Depuis plusieurs semaines, Twitter est au centre de toutes les attentions, entre la restauration du compte de Donald Trump, la suspension de celui de Kanye West, le départ des équipes de modération, le lancement à l’emporte-pièce de nouvelles fonctionnalités, etc. De quoi donner le tournis et laisser croire à un manque de direction de la part de son nouveau patron, Elon Musk. S’il incarne jusqu’à la caricature de la microgestion, il ne manque pourtant pas d’idées directrices en appliquant la maxime de Montaigne : « Je ne vais qu’où je suis. »

Tout d’abord, Musk rend un service immense à l’ensemble de la tech en remettant en question le niveau d’engagement des équipes de Twitter. Cette industrie est prise au piège dans une crise de productivité inédite avec l’adoption à l’extrême du télétravail, puisqu’une proportion non négligeable des troupes a commencé à abuser en cumulant parfois plusieurs emplois. Si Robert Solow voyait des ordinateurs partout, sauf dans les statistiques de productivité, Musk voit chez Twitter des développeurs partout, sauf dans la production de lignes de code.

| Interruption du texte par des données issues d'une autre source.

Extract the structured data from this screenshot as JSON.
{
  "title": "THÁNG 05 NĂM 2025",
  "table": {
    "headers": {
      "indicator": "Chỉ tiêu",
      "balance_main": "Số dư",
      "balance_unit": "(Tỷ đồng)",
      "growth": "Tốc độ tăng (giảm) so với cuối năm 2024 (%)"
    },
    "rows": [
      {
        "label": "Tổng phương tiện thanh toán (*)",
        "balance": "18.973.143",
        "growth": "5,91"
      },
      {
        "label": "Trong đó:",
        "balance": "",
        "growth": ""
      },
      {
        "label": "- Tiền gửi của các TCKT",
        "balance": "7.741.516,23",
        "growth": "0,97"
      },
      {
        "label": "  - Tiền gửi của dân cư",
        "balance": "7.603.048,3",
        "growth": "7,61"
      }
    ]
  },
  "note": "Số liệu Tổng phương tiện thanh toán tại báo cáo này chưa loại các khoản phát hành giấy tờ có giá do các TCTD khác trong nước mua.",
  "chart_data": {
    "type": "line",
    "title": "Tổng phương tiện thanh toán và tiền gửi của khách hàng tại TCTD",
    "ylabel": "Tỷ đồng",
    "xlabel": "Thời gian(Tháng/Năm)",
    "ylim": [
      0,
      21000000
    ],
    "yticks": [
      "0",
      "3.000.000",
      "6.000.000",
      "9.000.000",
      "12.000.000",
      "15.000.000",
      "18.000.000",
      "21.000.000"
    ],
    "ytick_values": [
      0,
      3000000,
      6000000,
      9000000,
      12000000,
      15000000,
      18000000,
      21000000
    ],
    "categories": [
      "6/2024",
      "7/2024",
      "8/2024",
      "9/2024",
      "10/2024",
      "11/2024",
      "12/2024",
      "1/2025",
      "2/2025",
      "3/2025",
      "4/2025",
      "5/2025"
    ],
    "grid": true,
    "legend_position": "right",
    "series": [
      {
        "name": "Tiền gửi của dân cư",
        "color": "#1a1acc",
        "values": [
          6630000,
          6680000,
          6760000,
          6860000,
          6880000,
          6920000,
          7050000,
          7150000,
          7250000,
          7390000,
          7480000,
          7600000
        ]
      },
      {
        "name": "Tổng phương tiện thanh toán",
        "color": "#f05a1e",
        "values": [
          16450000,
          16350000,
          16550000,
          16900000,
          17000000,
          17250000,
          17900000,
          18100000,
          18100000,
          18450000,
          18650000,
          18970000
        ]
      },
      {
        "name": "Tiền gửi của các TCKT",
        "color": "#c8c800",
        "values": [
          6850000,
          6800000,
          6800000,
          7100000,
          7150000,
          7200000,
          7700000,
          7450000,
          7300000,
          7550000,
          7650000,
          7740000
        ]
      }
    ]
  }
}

Oui, Musk a eu recours à des méthodes brutales. Il met sous tension extrême une entreprise déclinante et incapable de se remettre en cause. Surtout, il fait entrer l’ensemble de cette industrie encore jeune dans l’atmosphère de l’économie réelle et de la contrainte de la recherche de gains de productivité, alors qu’elle avait connu jusqu’ici un trop grand confort en se gorgeant de milliards de dollars trop souvent facilement empochés.

À la longue, elle en avait oublié comment piloter l’engagement de ses propres équipes.

Aujourd’hui, aucun patron de la tech ne peut contourner la question de l’efficacité de ses équipes, surtout devant les investisseurs, en commençant par revoir ses modes de travail pour y remettre de l’ordre.

Même avec un retour à la normale, ces talents de la Big Tech vont demeurer rares et la compétition pour les attirer restera intense. Devant ce spectacle, certains s’interrogent sur la capacité de Twitter en tant que marque employeur attractive et positive. À tort, selon nous. Musk articule sa pensée entre vision et technologie. Chez lui, la vision est toujours ultrapuissante, à vocation planétaire et universelle, pouvant prendre la forme d’une vraie transcendance. Celle-ci se combine systématiquement avec l’objectif de captation d’une technologie disruptive à potentiel monopolistique.

Avec SpaceX, l’humanité devient multiplanétaire, mais l’enjeu technologique consiste à dominer le marché des télécommunications par satellite. Avec Tesla, il s’agit de mettre à l’échelle une mobilité décarbonée, mais l’objectif demeure de capter durablement la rente infinie du transport autonome. Avec Neuralink, l’humain doit rester supérieur à l’intelligence artificielle qui maîtriserait l’intelligence générale, mais ces puces ont pour vocation d’être la technologie immersive absolue dans le monde du métavers. Dans l’univers de Musk, le succès repose sur un cercle vertueux entre la vision et la technologie.

Avec Twitter, l’intention affichée est la sacralisation de la liberté d’expression.

Sur le plan technologique, l’enjeu n’est pas encore explicite. C’est sans compter que la récente suspension des comptes de journalistes chevronnés peut semer un certain doute. N’en demeure pas moins que faire de Twitter le gardien de la liberté d’expression, porté par une plateforme technologique au service des annonceurs, est à la mesure de l’ambition muskienne de domination. Cela nécessitera de surmonter plusieurs défis technologiques, tout en dépassant le conflit à venir avec Apple.

Les obstacles pour relancer Twitter sont immenses, surtout quand on cumule le pilotage de toutes ces entreprises en parallèle. Cela peut paraître inhumain et inatteignable. Mais face à autant d’audace et à une personnalité aussi clivante, on peut se demander si l’existence précède vraiment l’essence.